El pedido de Jaldo en el Tedeum que dejó sin palabras a los presentes
Entre el protocolo y la emoción, el gobernador y el obispo auxiliar lanzaron un mensaje que interpela a toda la sociedad. ¿Qué dijeron que generó tanto impacto?
El gobernador Osvaldo Jaldo participó este lunes del Solemne Tedeum en la Catedral de San Miguel de Tucumán, donde lanzó un mensaje que resonó fuerte entre las autoridades presentes. “Hoy no hay lugar para la grieta ni para las divisiones”, afirmó durante la conmemoración del 216 aniversario de la Revolución de Mayo.
La ceremonia fue presidida por el Arzobispo de Tucumán, Monseñor Carlos Sánchez, y el obispo auxiliar, Monseñor Roberto José Ferrari, quien estuvo a cargo de la homilía. Asistieron también la intendenta Rossana Chahla, ministros, legisladores y representantes de las fuerzas vivas.
¿Qué dijo Jaldo sobre el rol histórico de Tucumán?
El gobernador destacó la participación decisiva de la provincia en la Batalla del 24 de Septiembre de 1812 y en la Declaración de la Independencia de 1816. “Tucumán tuvo un rol protagónico con la batalla comandada por el general Manuel Belgrano”, recordó.
Además, convocó a fortalecer la unidad nacional y el diálogo institucional en un contexto social y económico complejo. “La democracia nos permite elegir, pero eso no quiere decir que nos tengamos que dividir”, sostuvo.
El llamado a la unidad y la paz social
Jaldo pidió dejar de lado las divisiones y priorizar los consensos. “La patria argentina necesita de todos sus hijos”, señaló. También se refirió a las dificultades que atraviesan muchas familias: “Hay problemas económicos y sociales, hay familias que no la están pasando bien”.
Por su parte, el vicegobernador Miguel Acevedo instó a “buscar un diálogo permanente” para trabajar por una provincia que incluya a todos. La intendenta Chahla resaltó la importancia de mantener vivo el espíritu de Mayo mediante el diálogo y la cercanía con la comunidad.

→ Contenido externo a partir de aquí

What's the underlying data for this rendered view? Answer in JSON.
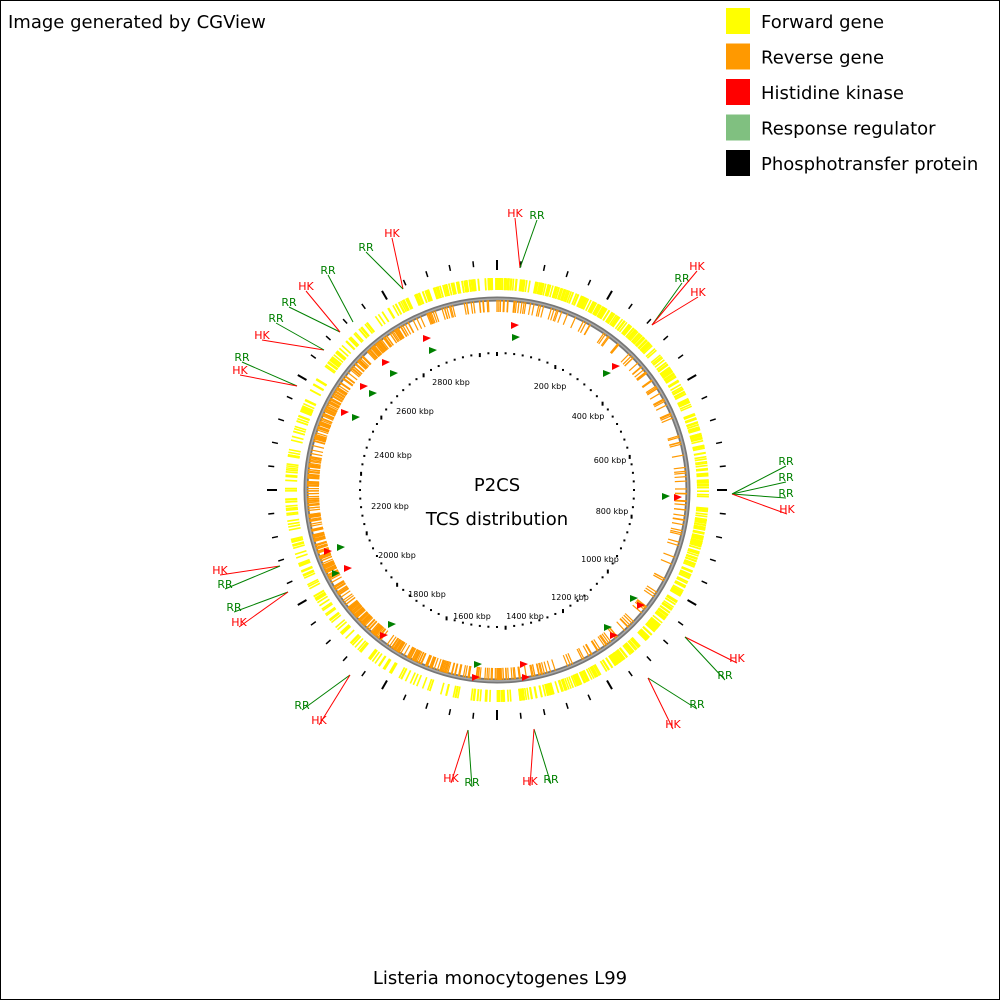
{
  "header": {
    "credit": "Image generated by CGView"
  },
  "legend": [
    {
      "label": "Forward gene",
      "color": "#ffff00"
    },
    {
      "label": "Reverse gene",
      "color": "#ff9900"
    },
    {
      "label": "Histidine kinase",
      "color": "#ff0000"
    },
    {
      "label": "Response regulator",
      "color": "#80c080"
    },
    {
      "label": "Phosphotransfer protein",
      "color": "#000000"
    }
  ],
  "center": {
    "title": "P2CS",
    "subtitle": "TCS distribution"
  },
  "ruler": [
    "200 kbp",
    "400 kbp",
    "600 kbp",
    "800 kbp",
    "1000 kbp",
    "1200 kbp",
    "1400 kbp",
    "1600 kbp",
    "1800 kbp",
    "2000 kbp",
    "2200 kbp",
    "2400 kbp",
    "2600 kbp",
    "2800 kbp"
  ],
  "annotations": [
    "HK",
    "RR",
    "RR",
    "HK",
    "RR",
    "RR",
    "HK",
    "HK",
    "RR",
    "RR",
    "HK",
    "RR",
    "HK",
    "HK",
    "RR",
    "RR",
    "HK",
    "RR",
    "HK",
    "HK",
    "RR",
    "RR",
    "HK",
    "HK",
    "RR",
    "RR",
    "HK",
    "RR",
    "HK",
    "RR",
    "RR",
    "HK"
  ],
  "footer": {
    "organism": "Listeria monocytogenes L99"
  }
}
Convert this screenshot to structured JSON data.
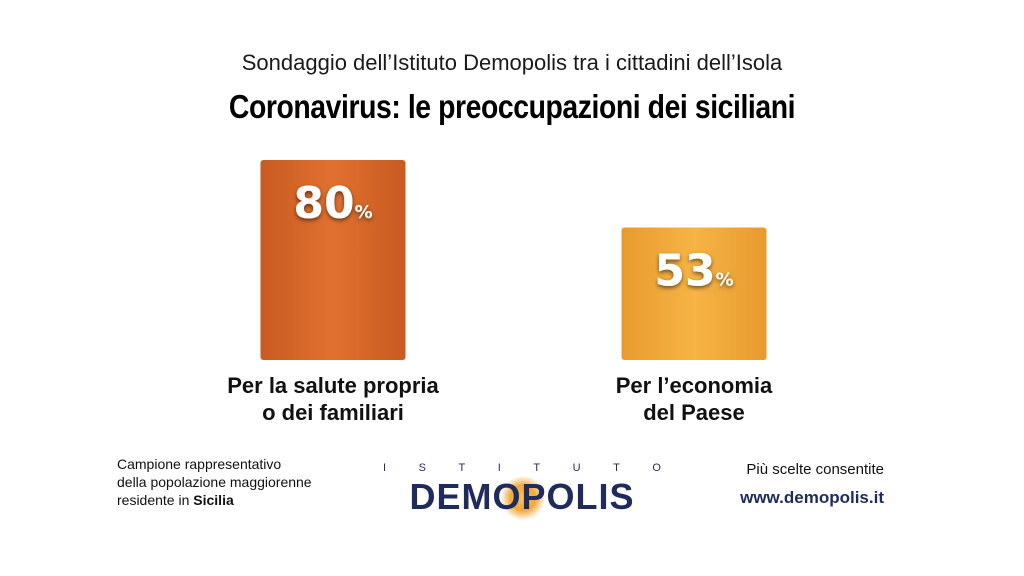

La homilía del obispo auxiliar: un mensaje contra la indiferencia
Monseñor Ferrari advirtió sobre las situaciones de vulnerabilidad social y pidió construir consensos. “Hoy en nuestra Patria hay gritos que a algunos les molestan: el grito de los jubilados, de los universitarios, de las personas con discapacidad”, expresó.
El religioso remarcó la necesidad de escuchar al otro y generar espacios de encuentro. “No somos enemigos; podemos ser adversarios, pero nunca enemigos”, afirmó. Finalmente, convocó a defender los valores democráticos: “Amamos la Patria. Cuidemos nuestros valores y cuidemos nuestra Patria”.